Defendants should have an extra right- namely, to choose trial by a judge instead of a jury. I have addressed hundreds of juries and believe they usually reach a fair decision, but if prejudice is likely (e.g. by the media against defendants from a particular race or religion), or if the case is likely to be quickly dismissed, why not give defendants this option? It exists in Australia and Canada without damaging respect for trial by jury.
Geoffrey Robertson QC

Why should criminal defendants in the Crown Court not have the right to elect for judge-alone trials if they want to?
The Rt Hon Lord Neuberger of Abbotsbury

2. Making SDG 16 Real

We can, today, assess our laws against the UN's Sustainable Development Goals and in particular Goal 16 - for Peace, Justice and the Rule of Law.
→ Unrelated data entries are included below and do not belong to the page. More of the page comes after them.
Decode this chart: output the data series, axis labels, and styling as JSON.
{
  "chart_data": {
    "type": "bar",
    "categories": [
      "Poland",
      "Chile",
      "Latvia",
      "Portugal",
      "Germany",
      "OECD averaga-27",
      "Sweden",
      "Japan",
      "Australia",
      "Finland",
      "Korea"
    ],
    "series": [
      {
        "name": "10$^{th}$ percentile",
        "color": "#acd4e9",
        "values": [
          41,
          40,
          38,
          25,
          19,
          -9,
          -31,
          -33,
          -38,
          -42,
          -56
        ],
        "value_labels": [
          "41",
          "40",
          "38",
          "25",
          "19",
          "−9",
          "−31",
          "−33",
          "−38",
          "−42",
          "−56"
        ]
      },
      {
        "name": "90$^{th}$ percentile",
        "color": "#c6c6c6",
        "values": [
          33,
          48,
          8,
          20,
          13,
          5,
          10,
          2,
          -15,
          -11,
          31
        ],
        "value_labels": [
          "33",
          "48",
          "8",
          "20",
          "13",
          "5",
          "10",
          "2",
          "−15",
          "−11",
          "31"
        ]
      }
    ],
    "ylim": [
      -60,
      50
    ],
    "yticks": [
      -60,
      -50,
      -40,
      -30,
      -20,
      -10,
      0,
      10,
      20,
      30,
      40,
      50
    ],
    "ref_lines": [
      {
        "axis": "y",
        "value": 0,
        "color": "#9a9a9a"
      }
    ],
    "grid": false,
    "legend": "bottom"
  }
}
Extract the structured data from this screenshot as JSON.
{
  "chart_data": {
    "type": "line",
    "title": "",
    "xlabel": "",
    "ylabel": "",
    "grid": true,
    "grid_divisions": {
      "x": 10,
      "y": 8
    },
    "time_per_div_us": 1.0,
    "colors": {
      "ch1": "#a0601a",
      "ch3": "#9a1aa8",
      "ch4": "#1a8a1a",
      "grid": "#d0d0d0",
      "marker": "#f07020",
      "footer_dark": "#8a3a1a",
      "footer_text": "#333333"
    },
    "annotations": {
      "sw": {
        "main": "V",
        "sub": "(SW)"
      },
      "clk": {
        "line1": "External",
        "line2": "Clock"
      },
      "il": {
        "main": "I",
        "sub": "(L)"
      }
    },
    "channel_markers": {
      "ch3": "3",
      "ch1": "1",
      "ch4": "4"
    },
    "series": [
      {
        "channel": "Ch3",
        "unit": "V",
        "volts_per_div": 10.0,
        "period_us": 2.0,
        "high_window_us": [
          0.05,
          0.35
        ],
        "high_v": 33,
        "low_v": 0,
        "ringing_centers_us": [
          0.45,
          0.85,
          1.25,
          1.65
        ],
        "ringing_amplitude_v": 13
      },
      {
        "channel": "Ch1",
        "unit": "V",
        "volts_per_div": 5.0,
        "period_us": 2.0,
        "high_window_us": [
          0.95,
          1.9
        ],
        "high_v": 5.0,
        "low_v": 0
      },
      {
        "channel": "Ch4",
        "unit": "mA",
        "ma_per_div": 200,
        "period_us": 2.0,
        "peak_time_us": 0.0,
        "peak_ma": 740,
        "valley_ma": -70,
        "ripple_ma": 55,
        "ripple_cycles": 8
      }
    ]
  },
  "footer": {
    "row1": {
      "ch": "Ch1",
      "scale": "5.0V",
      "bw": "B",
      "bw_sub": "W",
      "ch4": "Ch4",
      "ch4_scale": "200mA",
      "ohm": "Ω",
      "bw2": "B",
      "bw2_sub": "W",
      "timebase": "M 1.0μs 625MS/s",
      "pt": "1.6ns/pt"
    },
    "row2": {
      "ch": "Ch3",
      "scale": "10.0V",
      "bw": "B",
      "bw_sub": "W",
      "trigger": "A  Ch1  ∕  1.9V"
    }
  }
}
Let's commission a report from the Bingham Centre on the extent to which SDG 16 is reflected in the everyday law-making processes of democratic states.
Jeremy Gilley

3. Prisons

Isolation has been a hardship experienced by many in recent months. Prisoners have long been suffering this as a result of confinement in cells. The time is ripe for a radical reform of our criminal justice system with resources devoted to rehabilitation in society rather than isolation from it.
Lord Phillips of Worth Matravers KG PC

The number of people in prison should be reduced to below 40,000 with fewer remands and women and no children. Sentence inflation should be reversed. Prisons should introduce the opportunity of real work for real pay and employment rights, making prisons safe and purposeful for the few who require custody.
Frances Crook OBE

Parliament should adopt a policy of reducing the prison population by 10% per annum, adapting penal policies specifically to achieve this objective. The £billions saved will be invested in criminal justice, educational, rehabilitation and drug treatment programmes. Crime will fall.
Timothy Dutton CBE QC

4. A National Legal Service!

We know the value of good medical advice, the value of preventive medicine, the waste and inequality of over-reliance on private health provision. Let's learn from this, invest in the public good of sound legal advice, and build a universal legal service to rival the NHS.
Professor Christopher McCrudden

5. Clients have a problem which needs solving - not a "matter" which needs a file opening.

We are trained on how to be fine lawyers, but not enough on how to be fine problem solvers. We need training on how to get clients to their destination, how to look at yourself through the eyes of clients- what is the difference between being a trusted adviser and subject matter expert?